Most people's fears are based on their past experiences -- not just 1999 but 24 years of Indonesian military atrocities -- rather than on actual evidence or current realities. It's true that this fledgling government should have handled things better, and that several years of training by international advisors have failed to impart basic principles about rumor control, community policing, military-community relations, inappropriate display of big guns, prioritizing public concerns, and using the media to maintain calm. Nothing has been done to teach people in the wider population about post-traumatic stress. But we should realize that panic does not mean there's a rational basis for fear, especially among traumatized people with few psychological or material reserves.

Many commentaries on the current situation refer to December 4, 2002 or to 1999, two recent times when groups of violent men spread panic in Dili.  January 2, 2005 is equally relevant. On that day, a week after the tsunami in Aceh, a few people spread rumors in Dili and nearby coastal areas that a tsunami was about to strike and kill everybody. After large numbers of people fled to the mountains (disbelieving police assurances that there was no impending tsunami), many houses were robbed.

Over the last few days, I've been interviewed by several foreign journalists who asked what was happening here and who was behind the violence. I said that I didn't know, that I have heard many rumors but haven't been able to verify them. I also told them that anyone who claimed to know and told them a juicy story probably couldn't verify their story either, and that responsible reporters would not publish unverified rumors.  Of course that makes their jobs harder and may mean they have nothing easy to write about. Long-standing social, economic, psychological and governance problems are not as sexy as conspiracies, riots and wars, even if they are more real (albeit much harder to solve).

Propagation of sensationalist rumors, especially by international media or people outside Timor-Leste, only adds to the panic. Many Timorese here have received phone calls from friends and relatives overseas, saying they heard about some massive or impending violent event on the media or by email, and are calling to see if their families are OK.  The natural reaction of some Dili residents (although some have the judgement to understand the reality) is "what do they know that I don't?" or "if it's in the foreign media it must be true," which only increases their terror. But if you ask people what they are afraid of, who they are running from, or even where they are running to, they don't know. In many cases, an hour of rational discussion has persuaded families not to flee, keeping the option open to shelter in a nearby church or school if violence begins. But in most families this discussion never happens.

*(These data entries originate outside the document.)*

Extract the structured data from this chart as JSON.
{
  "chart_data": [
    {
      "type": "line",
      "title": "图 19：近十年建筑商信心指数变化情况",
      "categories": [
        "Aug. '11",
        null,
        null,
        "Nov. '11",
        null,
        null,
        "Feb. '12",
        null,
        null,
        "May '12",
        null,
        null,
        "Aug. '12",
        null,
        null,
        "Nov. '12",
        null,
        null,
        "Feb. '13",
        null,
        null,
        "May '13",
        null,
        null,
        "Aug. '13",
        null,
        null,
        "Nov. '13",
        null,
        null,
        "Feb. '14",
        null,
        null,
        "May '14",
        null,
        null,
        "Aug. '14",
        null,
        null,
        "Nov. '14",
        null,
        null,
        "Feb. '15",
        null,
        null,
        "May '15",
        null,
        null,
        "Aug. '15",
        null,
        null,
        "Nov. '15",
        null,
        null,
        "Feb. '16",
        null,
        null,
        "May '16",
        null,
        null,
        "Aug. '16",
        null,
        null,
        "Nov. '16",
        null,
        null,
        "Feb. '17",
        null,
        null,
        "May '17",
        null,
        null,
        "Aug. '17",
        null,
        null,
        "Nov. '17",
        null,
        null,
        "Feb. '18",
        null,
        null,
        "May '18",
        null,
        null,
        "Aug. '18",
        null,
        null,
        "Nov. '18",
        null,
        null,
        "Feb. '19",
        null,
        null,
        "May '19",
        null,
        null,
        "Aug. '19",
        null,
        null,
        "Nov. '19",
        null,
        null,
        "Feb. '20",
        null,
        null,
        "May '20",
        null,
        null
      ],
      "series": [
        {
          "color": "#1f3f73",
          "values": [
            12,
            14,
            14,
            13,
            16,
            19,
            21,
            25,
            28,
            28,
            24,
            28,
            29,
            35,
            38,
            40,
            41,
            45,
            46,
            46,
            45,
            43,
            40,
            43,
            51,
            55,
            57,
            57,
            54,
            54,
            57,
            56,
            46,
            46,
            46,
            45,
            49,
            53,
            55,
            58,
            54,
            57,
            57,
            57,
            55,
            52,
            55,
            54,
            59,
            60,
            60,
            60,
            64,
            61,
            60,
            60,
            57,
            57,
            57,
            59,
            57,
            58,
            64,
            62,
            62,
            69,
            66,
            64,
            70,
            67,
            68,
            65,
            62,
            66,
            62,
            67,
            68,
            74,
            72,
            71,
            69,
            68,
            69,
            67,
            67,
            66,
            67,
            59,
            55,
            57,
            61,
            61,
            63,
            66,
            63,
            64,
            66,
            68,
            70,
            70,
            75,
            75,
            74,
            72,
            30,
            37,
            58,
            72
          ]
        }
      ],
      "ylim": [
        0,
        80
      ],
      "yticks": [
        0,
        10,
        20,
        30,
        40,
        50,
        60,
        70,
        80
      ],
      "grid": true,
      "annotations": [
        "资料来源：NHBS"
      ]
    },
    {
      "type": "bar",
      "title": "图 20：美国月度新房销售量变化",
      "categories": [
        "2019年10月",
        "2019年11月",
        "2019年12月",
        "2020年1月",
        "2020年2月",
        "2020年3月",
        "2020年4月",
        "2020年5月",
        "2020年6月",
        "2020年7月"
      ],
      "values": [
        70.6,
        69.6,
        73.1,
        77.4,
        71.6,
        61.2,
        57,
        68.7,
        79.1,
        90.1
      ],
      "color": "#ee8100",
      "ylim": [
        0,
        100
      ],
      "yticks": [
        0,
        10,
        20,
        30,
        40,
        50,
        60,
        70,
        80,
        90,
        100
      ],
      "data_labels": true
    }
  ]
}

In the last few days, public officials and the local media have shown a better understanding of people's perceptions and fears, and of what should be done (in addition to leaders' televised appeals for calm) to reduce the level of panic. This will hopefully continue in the following week, assuming that recent initiatives are followed through.

In the mean time, life in Dili continues peacefully, while we wait for clear facts -- and for our neighbors to return home.